You see this in the Lord’s response to grief. Even though He knew the answer, He asked a grief-stricken Mary who did not yet recognize Him after the resurrection, “Why are you weeping? Whom are you seeking?” (John 20:15). Throughout the Word, God asks people to pour out their hearts to Him, even though He already knows every detail of what is happening with them. He listens. He knows that this is a big part of what they need.
2. Affirm what is true.
In most of those misguided sentiments – e.g. that God took a child to heaven because He needed her there more than she was needed here – there is at least a grain of truth. It is true that God’s providence is over all things, it is true that He has a unique role in heaven for everyone, and it is true that He will bring good even out of evil. I’ve found it helpful to affirm and restate that truth, rather than directly challenging what is false in the statement. And I’ve found it’s also helpful to affirm the affection behind the words; in the instance above, for example, saying something like, “Yeah, she really is special, isn’t she?”
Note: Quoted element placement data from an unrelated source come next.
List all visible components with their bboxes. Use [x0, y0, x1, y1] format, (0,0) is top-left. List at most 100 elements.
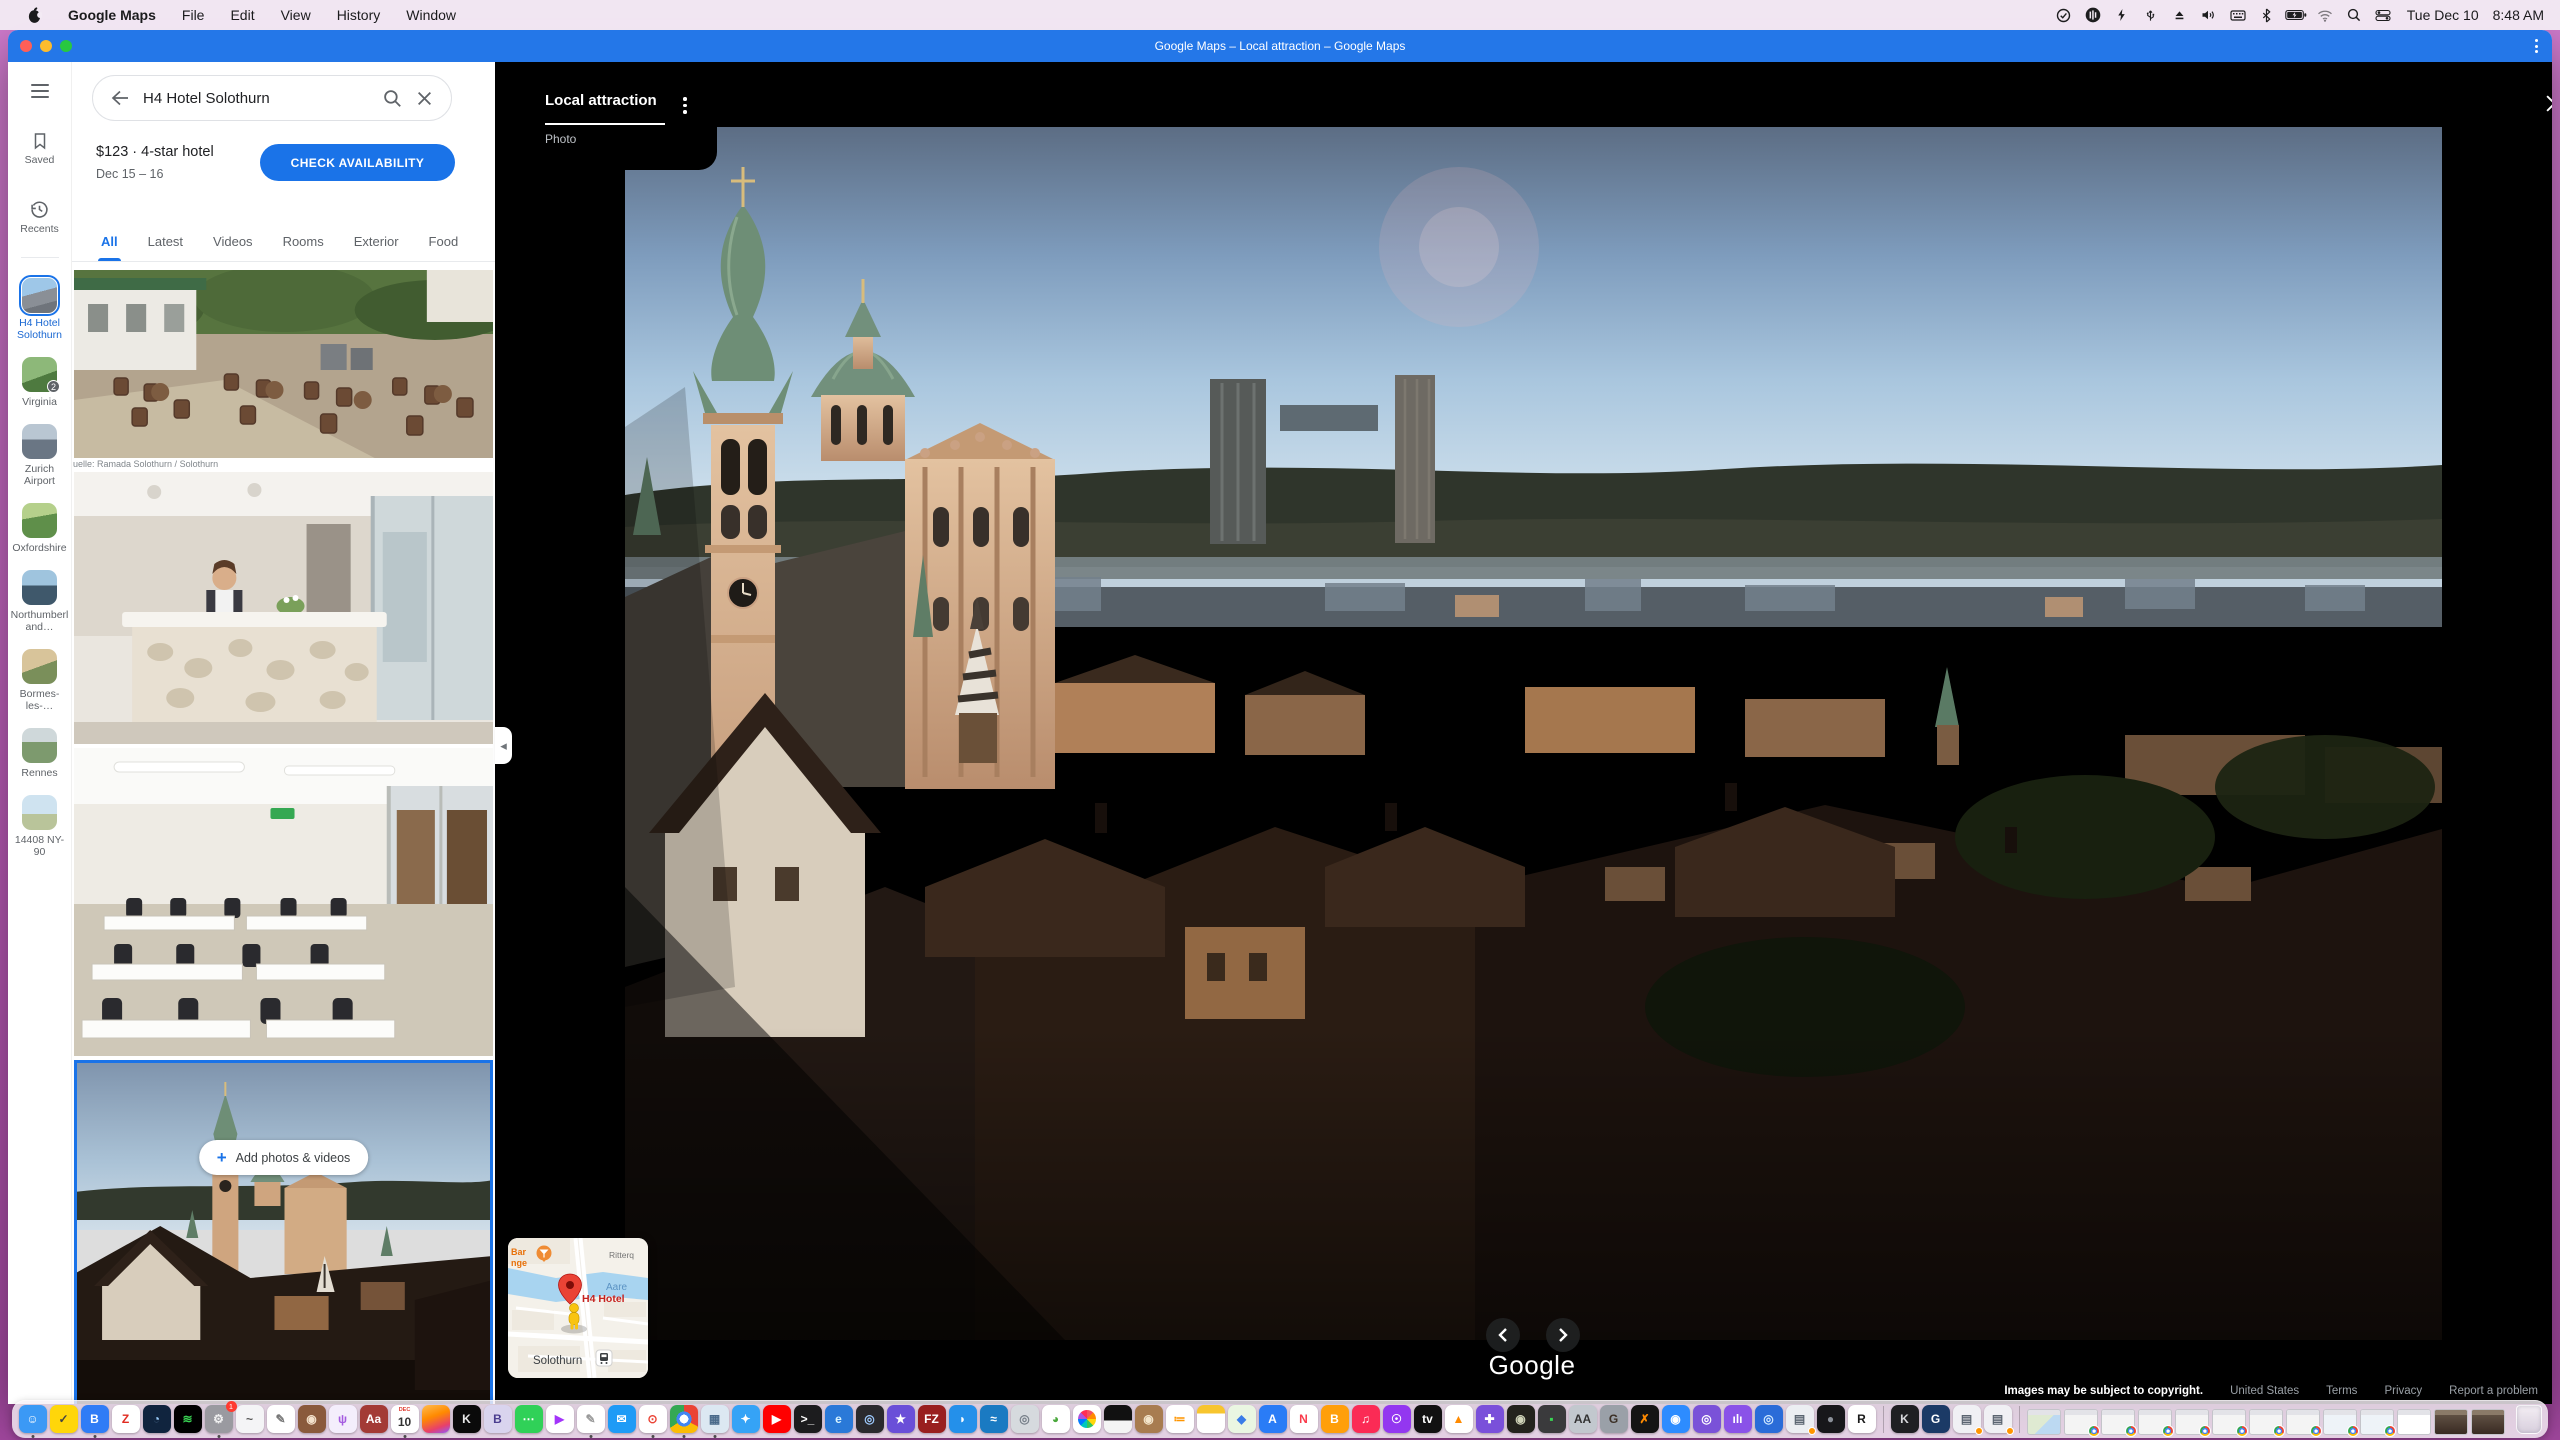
window-titlebar[interactable]: Google Maps – Local attraction – Google …	[8, 30, 2552, 62]
close-window-button[interactable]	[20, 40, 32, 52]
dock-icon-apple-maps[interactable]: ◆	[1228, 1405, 1256, 1433]
main-photo[interactable]	[625, 127, 2442, 1340]
dock-minimized-window-sheet-9[interactable]	[2360, 1409, 2394, 1435]
tab-rooms[interactable]: Rooms	[268, 222, 339, 261]
dock-minimized-window-chrome-2[interactable]	[2101, 1409, 2135, 1435]
recent-item-h4-hotel-solothurn[interactable]: H4 Hotel Solothurn	[9, 278, 71, 341]
dock-icon-piano[interactable]	[1104, 1405, 1132, 1433]
dock-minimized-window-photo-12[interactable]	[2471, 1409, 2505, 1435]
dock-minimized-window-sheet-8[interactable]	[2323, 1409, 2357, 1435]
dock-icon-music[interactable]: ♫	[1352, 1405, 1380, 1433]
terms-link[interactable]: Terms	[2326, 1385, 2357, 1397]
privacy-link[interactable]: Privacy	[2384, 1385, 2422, 1397]
tab-food[interactable]: Food	[414, 222, 474, 261]
previous-photo-button[interactable]	[1486, 1318, 1520, 1352]
dock-icon-things[interactable]: ✓	[50, 1405, 78, 1433]
now-playing-icon[interactable]	[2082, 4, 2104, 26]
dock-minimized-window-chrome-1[interactable]	[2064, 1409, 2098, 1435]
dock-icon-x-tool[interactable]: ✗	[1631, 1405, 1659, 1433]
apple-menu-icon[interactable]	[16, 0, 53, 30]
menu-window[interactable]: Window	[395, 0, 467, 30]
dock-icon-r-app[interactable]: R	[1848, 1405, 1876, 1433]
dock-icon-audio-monitor[interactable]: ≋	[174, 1405, 202, 1433]
dock-icon-firefox[interactable]	[422, 1405, 450, 1433]
dock-icon-filezilla[interactable]: FZ	[918, 1405, 946, 1433]
dock-icon-edge[interactable]: e	[825, 1405, 853, 1433]
dock-icon-system-settings[interactable]: ⚙1	[205, 1405, 233, 1433]
close-viewer-button[interactable]	[2537, 86, 2552, 120]
dock-icon-dictionary[interactable]: AA	[1569, 1405, 1597, 1433]
dock-icon-zinio[interactable]: Z	[112, 1405, 140, 1433]
search-box[interactable]	[92, 75, 452, 121]
sidebar-recents[interactable]: Recents	[20, 200, 59, 235]
dock-icon-webcam-app[interactable]: ◎	[1755, 1405, 1783, 1433]
photo-thumb-hotel-terrace[interactable]	[74, 270, 493, 458]
dock-icon-apple-tv[interactable]: tv	[1414, 1405, 1442, 1433]
dock-icon-camera-utility[interactable]: ◎	[856, 1405, 884, 1433]
zoom-window-button[interactable]	[60, 40, 72, 52]
check-availability-button[interactable]: CHECK AVAILABILITY	[260, 144, 455, 181]
dock-icon-camera-black[interactable]: ●	[1817, 1405, 1845, 1433]
dock-minimized-window-chrome-6[interactable]	[2249, 1409, 2283, 1435]
dock-icon-keys[interactable]: K	[1891, 1405, 1919, 1433]
dock-icon-usb-utility[interactable]: ψ	[329, 1405, 357, 1433]
dock-icon-video-call[interactable]: ◉	[1662, 1405, 1690, 1433]
photo-thumb-reception-desk[interactable]	[74, 472, 493, 744]
dock-icon-kindle[interactable]: K	[453, 1405, 481, 1433]
dock-icon-screen-share[interactable]: ▦	[701, 1405, 729, 1433]
window-kebab-icon[interactable]	[2535, 39, 2538, 53]
dock-icon-photos[interactable]	[1073, 1405, 1101, 1433]
dock-icon-finder[interactable]: ☺	[19, 1405, 47, 1433]
tab-exterior[interactable]: Exterior	[339, 222, 414, 261]
dock-icon-voice-app[interactable]: ılı	[1724, 1405, 1752, 1433]
dock-icon-textedit[interactable]: ✎	[577, 1405, 605, 1433]
region-label[interactable]: United States	[2230, 1385, 2299, 1397]
collapse-panel-handle[interactable]: ◂	[495, 727, 512, 764]
dock-minimized-window-photo-11[interactable]	[2434, 1409, 2468, 1435]
recent-item-virginia[interactable]: 2 Virginia	[9, 357, 71, 408]
usb-icon[interactable]	[2140, 4, 2162, 26]
dock-icon-terminal[interactable]: >_	[794, 1405, 822, 1433]
dock-icon-gimp[interactable]: G	[1600, 1405, 1628, 1433]
dock-icon-dolphin[interactable]: ◗	[949, 1405, 977, 1433]
recent-item-zurich-airport[interactable]: Zurich Airport	[9, 424, 71, 487]
menu-file[interactable]: File	[171, 0, 216, 30]
recent-item-northumberland[interactable]: Northumberland…	[9, 570, 71, 633]
dock-icon-bibdesk[interactable]: B	[484, 1405, 512, 1433]
dock-icon-books[interactable]: B	[1321, 1405, 1349, 1433]
menu-view[interactable]: View	[270, 0, 322, 30]
dock-icon-tool-purple[interactable]: ✚	[1476, 1405, 1504, 1433]
viewer-photo-tab[interactable]: Photo	[545, 132, 576, 146]
dock-icon-sketch[interactable]: ✎	[267, 1405, 295, 1433]
dock-icon-obs[interactable]: ◎	[1693, 1405, 1721, 1433]
dock-icon-vlc[interactable]: ▲	[1445, 1405, 1473, 1433]
back-arrow-icon[interactable]	[111, 90, 129, 106]
dock-icon-speedtest[interactable]: ◔	[143, 1405, 171, 1433]
sidebar-saved[interactable]: Saved	[25, 132, 55, 166]
viewer-kebab-icon[interactable]	[679, 93, 691, 118]
dock-icon-messages[interactable]: ⋯	[515, 1405, 543, 1433]
control-center-icon[interactable]	[2372, 4, 2394, 26]
dock-icon-printer-c[interactable]: ▤	[1984, 1405, 2012, 1433]
spotlight-icon[interactable]	[2343, 4, 2365, 26]
dock-icon-home-g[interactable]: G	[1922, 1405, 1950, 1433]
dock-icon-google-maps[interactable]: ⊙	[639, 1405, 667, 1433]
tab-all[interactable]: All	[86, 222, 133, 261]
eject-icon[interactable]	[2169, 4, 2191, 26]
dock-icon-calendar[interactable]: 10DEC	[391, 1405, 419, 1433]
menu-edit[interactable]: Edit	[219, 0, 265, 30]
dock-minimized-window-chrome-3[interactable]	[2138, 1409, 2172, 1435]
dock-icon-printer-b[interactable]: ▤	[1953, 1405, 1981, 1433]
dock-icon-console[interactable]: ~	[236, 1405, 264, 1433]
dock-trash[interactable]	[2516, 1405, 2542, 1434]
dock-icon-vinyl[interactable]: ◉	[1507, 1405, 1535, 1433]
dock-icon-podcasts[interactable]: ☉	[1383, 1405, 1411, 1433]
tab-latest[interactable]: Latest	[133, 222, 198, 261]
zap-icon[interactable]	[2111, 4, 2133, 26]
recent-item-bormes-les[interactable]: Bormes-les-…	[9, 649, 71, 712]
menu-app-name[interactable]: Google Maps	[57, 0, 167, 30]
clear-search-icon[interactable]	[416, 90, 433, 107]
dock-minimized-window-chrome-7[interactable]	[2286, 1409, 2320, 1435]
dock-minimized-window-chrome-5[interactable]	[2212, 1409, 2246, 1435]
wifi-icon[interactable]	[2314, 4, 2336, 26]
Her words hint at an accusation against Jesus, that He should have been there. But he doesn’t respond to that criticism, doesn’t rebuke her for her lack of faith. Instead, He affirms her correct belief that there is still hope: “Jesus said to her, ‘Your brother will rise again’” (John 11:23).
3. Add, don’t subtract.
When a grieving person expresses a sentiment that we think is untrue or even harmful, it’s important to recognize that for them, this could be the only thing holding them up at the moment. It’s not fair to cut that out from under their feet. And that’s not the way God works – He bends rather than breaking, especially when it comes to deeply held religious beliefs.
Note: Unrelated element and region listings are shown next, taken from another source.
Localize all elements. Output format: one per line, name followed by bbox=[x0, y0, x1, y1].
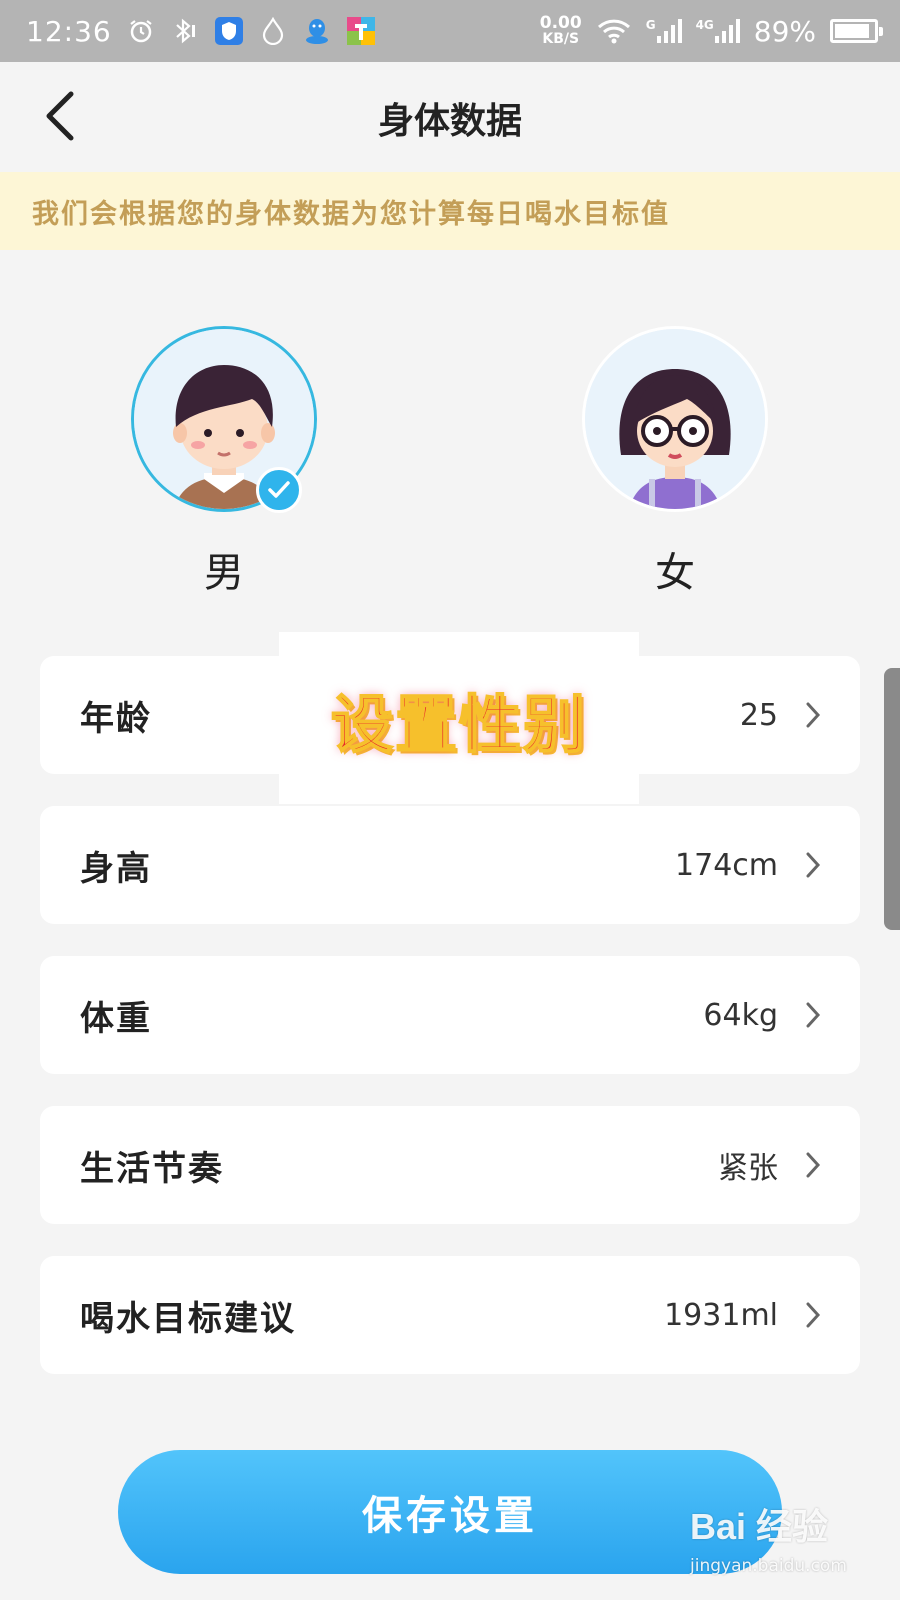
status-bar-left: 12:36 bbox=[26, 15, 376, 48]
annotation-text: 设置性别 bbox=[330, 687, 587, 762]
edge-scroll-handle[interactable] bbox=[884, 668, 900, 930]
signal-1-label: G bbox=[645, 18, 656, 32]
row-lifestyle[interactable]: 生活节奏 紧张 bbox=[40, 1106, 860, 1224]
gender-option-female[interactable]: 女 bbox=[582, 326, 768, 598]
baidu-watermark: Bai 经验 jingyan.baidu.com bbox=[690, 1498, 890, 1588]
header: 身体数据 bbox=[0, 62, 900, 172]
network-speed-value: 0.00 bbox=[539, 12, 582, 33]
bluetooth-icon bbox=[170, 16, 200, 46]
selected-check-icon bbox=[256, 467, 302, 513]
row-weight-label: 体重 bbox=[80, 998, 152, 1039]
signal-2-label: 4G bbox=[695, 18, 714, 32]
status-bar: 12:36 0.00 KB/S G 4G 89% bbox=[0, 0, 900, 62]
male-label: 男 bbox=[204, 550, 244, 596]
row-weight[interactable]: 体重 64kg bbox=[40, 956, 860, 1074]
row-water-goal[interactable]: 喝水目标建议 1931ml bbox=[40, 1256, 860, 1374]
row-water-goal-value: 1931ml bbox=[664, 1297, 778, 1333]
battery-icon bbox=[830, 19, 883, 43]
signal-4g-icon bbox=[714, 19, 740, 43]
row-water-goal-label: 喝水目标建议 bbox=[80, 1298, 296, 1339]
network-speed-unit: KB/S bbox=[542, 30, 580, 47]
annotation-overlay: 设置性别 bbox=[279, 632, 639, 804]
row-height-value: 174cm bbox=[675, 847, 778, 883]
network-speed: 0.00 KB/S bbox=[539, 12, 582, 47]
chevron-right-icon bbox=[804, 701, 822, 729]
info-banner-text: 我们会根据您的身体数据为您计算每日喝水目标值 bbox=[32, 198, 670, 230]
status-time: 12:36 bbox=[26, 14, 112, 48]
colorful-app-icon bbox=[346, 16, 376, 46]
watermark-url: jingyan.baidu.com bbox=[690, 1556, 847, 1576]
female-avatar[interactable] bbox=[582, 326, 768, 512]
info-banner: 我们会根据您的身体数据为您计算每日喝水目标值 bbox=[0, 172, 900, 250]
row-lifestyle-label: 生活节奏 bbox=[80, 1148, 224, 1189]
wifi-icon bbox=[596, 16, 632, 46]
signal-icon bbox=[656, 19, 682, 43]
row-height-label: 身高 bbox=[80, 848, 152, 889]
page-title: 身体数据 bbox=[377, 101, 522, 142]
row-lifestyle-value: 紧张 bbox=[718, 1151, 778, 1186]
save-settings-label: 保存设置 bbox=[362, 1492, 538, 1539]
alarm-icon bbox=[126, 16, 156, 46]
row-age-value: 25 bbox=[739, 697, 778, 733]
chevron-right-icon bbox=[804, 851, 822, 879]
chevron-right-icon bbox=[804, 1301, 822, 1329]
status-bar-right: 0.00 KB/S G 4G 89% bbox=[539, 12, 883, 48]
chevron-right-icon bbox=[804, 1151, 822, 1179]
male-avatar[interactable] bbox=[131, 326, 317, 513]
gender-option-male[interactable]: 男 bbox=[131, 326, 317, 598]
row-weight-value: 64kg bbox=[703, 997, 778, 1033]
chevron-right-icon bbox=[804, 1001, 822, 1029]
watermark-logo: Bai 经验 bbox=[690, 1506, 829, 1547]
signal-2: 4G bbox=[696, 18, 740, 44]
row-height[interactable]: 身高 174cm bbox=[40, 806, 860, 924]
girl-avatar-icon bbox=[585, 329, 765, 509]
female-label: 女 bbox=[655, 550, 695, 596]
water-drop-icon bbox=[258, 16, 288, 46]
save-settings-button[interactable]: 保存设置 bbox=[118, 1450, 782, 1574]
battery-percent: 89% bbox=[753, 14, 816, 48]
signal-1: G bbox=[646, 18, 682, 44]
shield-app-icon bbox=[214, 16, 244, 46]
qq-icon bbox=[302, 16, 332, 46]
This doesn’t mean we can’t say anything in response to these kinds of statements. After we have affirmed what is true, there’s sometimes a chance to offer a thought that adds to what they’ve said without contradicting it. So, for example, if someone believes that God took their child – I can first listen, then affirm the reality that that child is in God’s care, that God loves that child, and finally add something like, “And I believe God knows our pain and weeps with us.”
This is what the Lord did in His conversation with Martha. When He told her that her brother would rise again, He was affirming something she already believed; she replied, “I know that he will rise again in the resurrection at the last day” (John 11:24). Jesus replied with an amplification, a new perspective on this belief she already held: “I am the resurrection and the life. He who believes in Me, though he may die, he shall live. And whoever lives and believes in Me shall never die” (John 11:25-26).
It’s important to keep in mind that these things I’ve found to be true are only guidelines. Every situation is different. In some relationships, you might be close enough to know that what a grieving person needs is for you to speak bluntly – “no, that’s not true, and you know it.” There are instances of the Lord rebuking people even in their grief, for example calling His disciples “foolish ones, and slow of heart to believe” on the road to Emmaus (Luke 24:25). But in many more situations, I think it’s best to err on the side of listening and affirmation. There will be opportunities down the road to go into more theological detail, to challenge or disagree. In the moment, what’s needed is help to strengthen whatever supports a person is resting on.
Finally, as with just about anything else, humility is key. I’m 100% certain that I have some things wrong in my understanding of God’s providence and the way the universe works. Maybe the grieving person has some insights I don’t have access to. Maybe the Lord is trying to teach me something through them. It’s all the more reason to remember the first point – my first job is to really listen.
What about you? Have you experienced this? What insights do you have? This is an area where I know I still have a lot to learn.